It is generally admitted that the vow of celibacy was not demanded of the clergy in primitive Christian times. It was only after many years of bitter debate and in response to the growing influence of the monastic ideal, that celibacy finally came to be looked upon as the highest form of Christian virtue, and was enforced upon the clergy. As in the case of the vow of poverty, there certainly can be no reasonable objection to the individual adoption of celibacy, if one is either disinclined to marriage or feels that he can do better work unmarried. But neither Scripture nor reason justifies the imposition of celibacy upon any man, nor the view that a life of continence is holier than marriage. It may be reverently said that God would be making an unreasonable demand upon mankind, if the holiness He requires conflicted with the proper satisfaction of those impulses He himself has deeply implanted in human nature.

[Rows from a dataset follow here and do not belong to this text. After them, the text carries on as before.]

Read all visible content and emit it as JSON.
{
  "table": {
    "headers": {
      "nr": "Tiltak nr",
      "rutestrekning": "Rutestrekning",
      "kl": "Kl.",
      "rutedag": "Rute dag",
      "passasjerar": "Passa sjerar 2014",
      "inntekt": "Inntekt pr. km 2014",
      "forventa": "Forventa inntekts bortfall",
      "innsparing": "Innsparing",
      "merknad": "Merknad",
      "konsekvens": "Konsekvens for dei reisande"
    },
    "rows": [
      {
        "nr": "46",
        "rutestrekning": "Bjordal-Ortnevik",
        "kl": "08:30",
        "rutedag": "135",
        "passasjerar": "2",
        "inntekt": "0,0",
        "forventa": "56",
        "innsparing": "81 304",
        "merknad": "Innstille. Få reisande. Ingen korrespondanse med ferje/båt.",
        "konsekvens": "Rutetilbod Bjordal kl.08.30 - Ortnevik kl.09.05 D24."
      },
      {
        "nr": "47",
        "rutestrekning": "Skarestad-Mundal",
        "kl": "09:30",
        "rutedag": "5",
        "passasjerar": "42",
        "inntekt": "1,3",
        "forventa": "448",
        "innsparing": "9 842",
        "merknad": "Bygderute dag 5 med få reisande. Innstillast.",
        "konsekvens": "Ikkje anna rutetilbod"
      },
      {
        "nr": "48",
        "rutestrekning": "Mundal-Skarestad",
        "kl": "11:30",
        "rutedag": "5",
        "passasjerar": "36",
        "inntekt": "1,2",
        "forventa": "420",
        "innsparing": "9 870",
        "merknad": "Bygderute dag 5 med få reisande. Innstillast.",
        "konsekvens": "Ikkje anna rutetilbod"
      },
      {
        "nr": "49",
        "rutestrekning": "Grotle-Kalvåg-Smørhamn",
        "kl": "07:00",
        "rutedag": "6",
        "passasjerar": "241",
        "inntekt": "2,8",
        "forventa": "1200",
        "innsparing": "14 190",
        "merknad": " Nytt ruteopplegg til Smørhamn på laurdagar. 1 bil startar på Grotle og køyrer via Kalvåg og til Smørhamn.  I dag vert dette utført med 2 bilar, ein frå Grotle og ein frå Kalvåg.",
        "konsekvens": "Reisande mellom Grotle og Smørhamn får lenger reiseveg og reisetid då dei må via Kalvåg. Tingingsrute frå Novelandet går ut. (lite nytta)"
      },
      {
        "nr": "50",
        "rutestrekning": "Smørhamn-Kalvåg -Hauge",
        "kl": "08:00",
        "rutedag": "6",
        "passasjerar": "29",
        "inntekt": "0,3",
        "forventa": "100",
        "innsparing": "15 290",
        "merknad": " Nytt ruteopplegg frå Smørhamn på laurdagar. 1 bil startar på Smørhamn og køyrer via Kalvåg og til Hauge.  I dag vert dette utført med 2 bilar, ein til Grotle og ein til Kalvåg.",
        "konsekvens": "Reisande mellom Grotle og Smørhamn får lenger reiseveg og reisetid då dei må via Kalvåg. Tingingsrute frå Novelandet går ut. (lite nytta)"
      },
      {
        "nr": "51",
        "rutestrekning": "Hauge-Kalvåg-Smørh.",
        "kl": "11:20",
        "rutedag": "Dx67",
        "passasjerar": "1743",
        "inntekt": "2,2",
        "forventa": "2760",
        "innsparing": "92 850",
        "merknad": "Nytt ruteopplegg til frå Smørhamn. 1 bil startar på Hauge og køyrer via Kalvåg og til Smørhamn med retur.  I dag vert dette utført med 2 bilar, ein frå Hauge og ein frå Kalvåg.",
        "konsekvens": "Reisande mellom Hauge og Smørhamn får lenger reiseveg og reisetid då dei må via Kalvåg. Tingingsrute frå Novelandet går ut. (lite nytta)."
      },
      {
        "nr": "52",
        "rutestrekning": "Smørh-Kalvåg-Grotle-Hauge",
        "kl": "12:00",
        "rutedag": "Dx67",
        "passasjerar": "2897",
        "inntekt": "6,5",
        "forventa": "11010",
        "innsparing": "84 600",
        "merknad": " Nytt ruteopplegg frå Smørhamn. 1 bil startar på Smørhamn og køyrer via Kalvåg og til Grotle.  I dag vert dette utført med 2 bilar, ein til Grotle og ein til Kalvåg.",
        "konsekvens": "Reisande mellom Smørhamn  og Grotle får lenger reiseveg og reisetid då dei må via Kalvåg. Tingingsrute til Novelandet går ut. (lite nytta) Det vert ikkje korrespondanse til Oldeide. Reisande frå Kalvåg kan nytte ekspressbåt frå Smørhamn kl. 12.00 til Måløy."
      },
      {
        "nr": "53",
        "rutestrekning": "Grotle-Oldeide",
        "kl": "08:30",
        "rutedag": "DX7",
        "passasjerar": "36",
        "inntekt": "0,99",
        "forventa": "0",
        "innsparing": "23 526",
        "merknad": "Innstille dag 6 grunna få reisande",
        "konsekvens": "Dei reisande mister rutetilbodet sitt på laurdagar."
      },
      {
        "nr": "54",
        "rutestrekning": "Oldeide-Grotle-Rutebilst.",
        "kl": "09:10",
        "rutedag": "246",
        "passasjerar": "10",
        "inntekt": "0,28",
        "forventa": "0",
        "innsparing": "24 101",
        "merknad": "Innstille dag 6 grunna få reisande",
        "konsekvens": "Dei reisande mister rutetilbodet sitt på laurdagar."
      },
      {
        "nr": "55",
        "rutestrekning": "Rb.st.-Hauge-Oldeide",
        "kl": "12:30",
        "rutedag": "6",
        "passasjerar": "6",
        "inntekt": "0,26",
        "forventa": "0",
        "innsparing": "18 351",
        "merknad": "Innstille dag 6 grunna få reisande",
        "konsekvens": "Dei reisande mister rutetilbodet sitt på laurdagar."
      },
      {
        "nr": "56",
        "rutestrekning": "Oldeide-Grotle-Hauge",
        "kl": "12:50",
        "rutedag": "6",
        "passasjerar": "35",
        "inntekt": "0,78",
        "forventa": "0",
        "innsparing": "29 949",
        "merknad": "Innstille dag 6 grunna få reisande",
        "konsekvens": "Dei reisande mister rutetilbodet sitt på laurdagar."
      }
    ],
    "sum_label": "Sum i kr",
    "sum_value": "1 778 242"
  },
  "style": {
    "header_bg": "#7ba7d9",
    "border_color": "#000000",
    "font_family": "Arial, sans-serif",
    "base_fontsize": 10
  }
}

3. The Vow of Obedience. The monks were required to render absolute obedience to the will of their superiors, as the representatives of God. Dom Guigo, in his rules for the Carthusian Order, declares: “Moreover, if the Prior commands one of his religious to take more food, or to sleep for a longer time, in fact, whatever command may be given us by our Superior, we are not allowed to disobey, lest we should disobey God also, who commands us by the mouth of our Superior. All our practices of mortification and devotion would be fruitless and of no value, without this one virtue of obedience, which alone can make them acceptable to God.”
Thus a strict and uncomplaining obedience, not to the laws of God as interpreted by the individual conscience, but to the judgment and will of a brother man, was demanded of the monks.
“Theirs not to
reason why,
Theirs not to make reply,
Theirs but to do and
die.”
They were often severely beaten or imprisoned and sometimes mutilated for acts of disobedience. While the monks, especially the Friars and Jesuits, carried this principle of obedience to great extremes, yet in the barbarous ages its enforcement was sadly needed. Law and order were words which the untamed Goth could not comprehend. He had to be taught habits of obedience, a respect for the rights of others, and a proper appreciation of his duty to society for the common good. But while, at the beginning, the monastic vow of obedience helped to inculcate these desirable lessons, and vastly modified the ferocity of unchecked individualism, it tended, in the course of time, to generate a servile humility fatal to the largest and freest personal development. In the interests of passive obedience, it suppressed freedom of thought and action. Obedience became mechanical and unreasoning. The consequence was that the passion for individual liberty was unduly restrained, and the extravagant claims of political and ecclesiastical tyrants were greatly strengthened.